Kristina and Luka are hoping for the virtually impossible - to be granted asylum in Germany despite being Albanian. They didn’t leave the Balkan country just for material reasons.
"In our homeland there is also war. It is a war without bombs. A struggle for survival," say the 26-year-old Kristina and her 24-year-old husband Luka (names changed) - that's why they came to Germany and applied for asylum in the summer of 2015.
They came from Albania: a poor country on the fringe of Europe, which Berlin last autumn categorized as a "safe country of origin," meaning its citizens have little or no chance of being recognized as refugees.
Kristina and Luka know this. But they don't want to go back. "Nothing works properly in our home country. Corruption poisons the whole country. Organized crime leaves its mark everywhere," they complain. "Politicians don't make any effort to try and improve the lives of people. The opposite is true: they make things worse and kill more and more Albanian souls. Every day. That's why so many people flee."
Nearly 52,000 Albanians applied for asylum in 2015
According to Germany's Federal Office for Migration and Refugees (BAMF) nearly 52,000 Albanians applied for asylum in Germany between January and November 2015, an increase of around 645 percent on the previous year.
Albania is ranked second in the list of countries of origin of asylum seekers in Germany, directly after Syria. "How am I supposed to live in Albania? There I earned only 80 euros ($87) a month," says Kristina, who worked in a call center despite being a qualified English teacher.
"And I had a full-time job as a barkeeper. My salary was 180 euros a month," said Luka, who studied sport science. "We didn't have any connections. We couldn't bribe anyone because we didn't have the money. That's why we had no chance of finding jobs," say the young Albanians, who currently live together with 80 other asylum seekers in a former school in a city in North Rhine-Westphalia.
It wasn't just poverty that forced them to leave their home country. "Luka has a Montenegrin background. My family doesn't accept ex-Yugoslavs," says Kristina. "The fact that he's two years younger than I am also annoys them a lot. That's why we secretly got married and fled the country."
'The best thing about Germany is the people'
The two young Albanians are expecting their first child in February. Luka hopes the couple will not be deported and the baby will be born in Germany. Because in Albania the health service is "catastrophic." He says you can only get good medical care if you have expensive presents for the doctors and nurses.
In their ten-square-meter room in the temporary accommodation in Germany, there are already lots of bags with baby clothes: presents and donations, which volunteers collected for the young couple. "The best thing in this country is the people. I would never have thought that the Germans were so sincere and helpful," says Kristina.

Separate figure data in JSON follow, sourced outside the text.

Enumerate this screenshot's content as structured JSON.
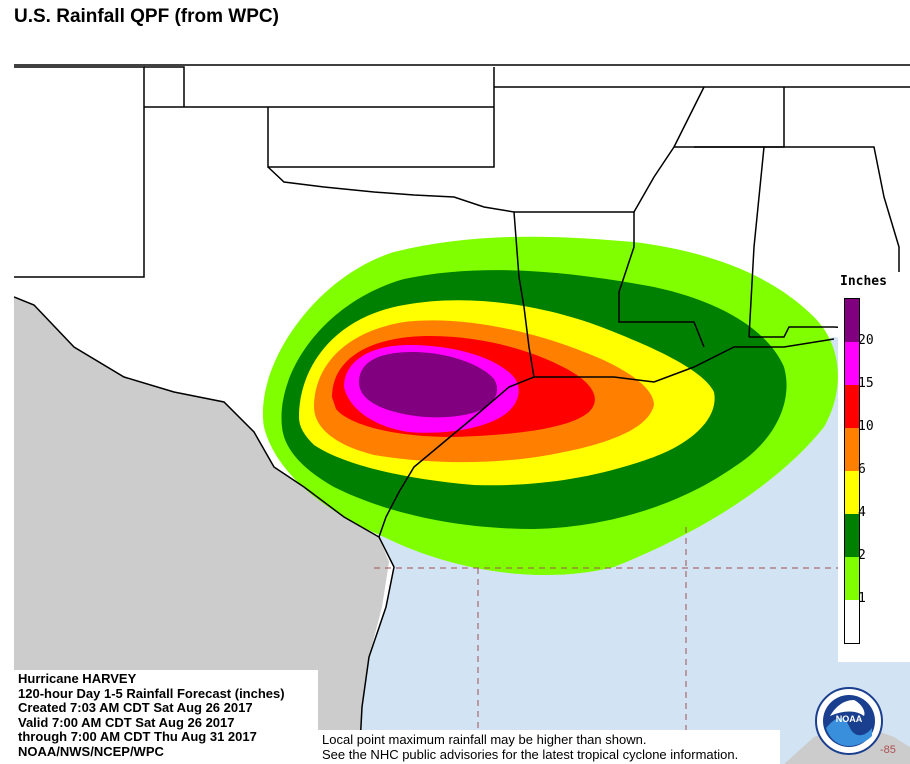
{
  "header": {
    "title": "U.S. Rainfall QPF (from WPC)"
  },
  "info": {
    "lines": [
      "Hurricane HARVEY",
      "120-hour Day 1-5 Rainfall Forecast (inches)",
      "Created 7:03 AM CDT Sat Aug 26 2017",
      "Valid 7:00 AM CDT Sat Aug 26 2017",
      "through 7:00 AM CDT Thu Aug 31 2017",
      "NOAA/NWS/NCEP/WPC"
    ]
  },
  "note": {
    "line1": "Local point maximum rainfall may be higher than shown.",
    "line2": "See the NHC public advisories for the latest tropical cyclone information."
  },
  "legend": {
    "title": "Inches",
    "ticks": [
      "20",
      "15",
      "10",
      "6",
      "4",
      "2",
      "1"
    ],
    "colors": [
      "#800080",
      "#ff00ff",
      "#ff0000",
      "#ff8000",
      "#ffff00",
      "#008000",
      "#80ff00",
      "#ffffff"
    ]
  },
  "map_colors": {
    "land_outside_us": "#cccccc",
    "water": "#d2e4f4",
    "us_land": "#ffffff",
    "boundary": "#000000",
    "grid": "#a05050"
  },
  "logo": {
    "text": "NOAA",
    "icon": "noaa-logo-icon"
  },
  "lon_label": "-85"
}
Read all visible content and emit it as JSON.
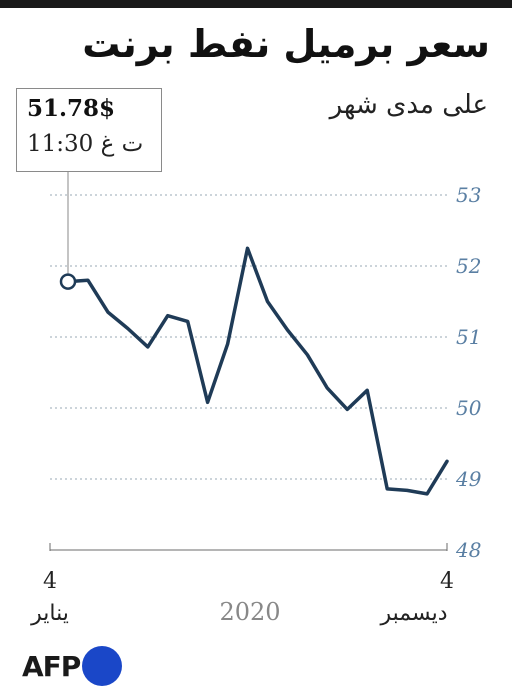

She and Luka are the only Albanians in the accommodation - and the only family. The others - around 80 people - are Syrians, or that's what they say, says Luka.
"Many of them come from other countries. They say they are Syrians, because otherwise they would have little chance of being allowed to stay here." Everyday life is not easy: there are only two cooking burners for all 80 people. Meanwhile there are rumors of theft in the refugee accommodation.
Albania - a safe country?
While only 0.2 percent of asylum seekers from Albania were recognized in Germany in 2015, their prospects in other countries are better. Italy granted asylum to around half of Albanians; in France nearly 10 percent were recognized, and in Switzerland around 12 percent.
Why did the couple then, in spite of this, come to Germany? "In Italy it is difficult to find a job at this time because of the ailing economy. And we are not allowed to travel without a visa to Great Britain. Some Albanians get forged Italian passports, with which they fly to England. They cost around 5,000 euros. We do not have that much money, " says Luka.
Kristina thinks it's good that German Chancellor Angela Merkel has "opened Germany's doors for the Syrians." But she should also think about the Balkan refugees, she says, because Albania is definitely not a safe country of origin: "No one leaves their country without reason. We just want to live safely, to work legally and to look after our child. Is that asking too much?"
'Hope springs eternal'
Since January 1 Albanian citizens are allowed to begin an apprenticeship or employment in Germany, if there is a legally-binding job offer and they haven't received social benefits as asylum seekers in the last two years. This rule is also valid for people from Bosnia-Herzegovina, Kosovo, Macedonia, Montenegro and Serbia.
But Kristina and Luka do not expect too much from this: "For us it will be nearly impossible to find a job in Germany in this way. You probably have to speak very good German and a proof of precedence has to be carried out, which makes it difficult." In addition an application in Germany is not possible - they would have to go back to Albania first, they said. "For us there is nothing else for it but to hope that we will not be deported," says Kristina. Even if that appears unrealistic: "Hope springs eternal."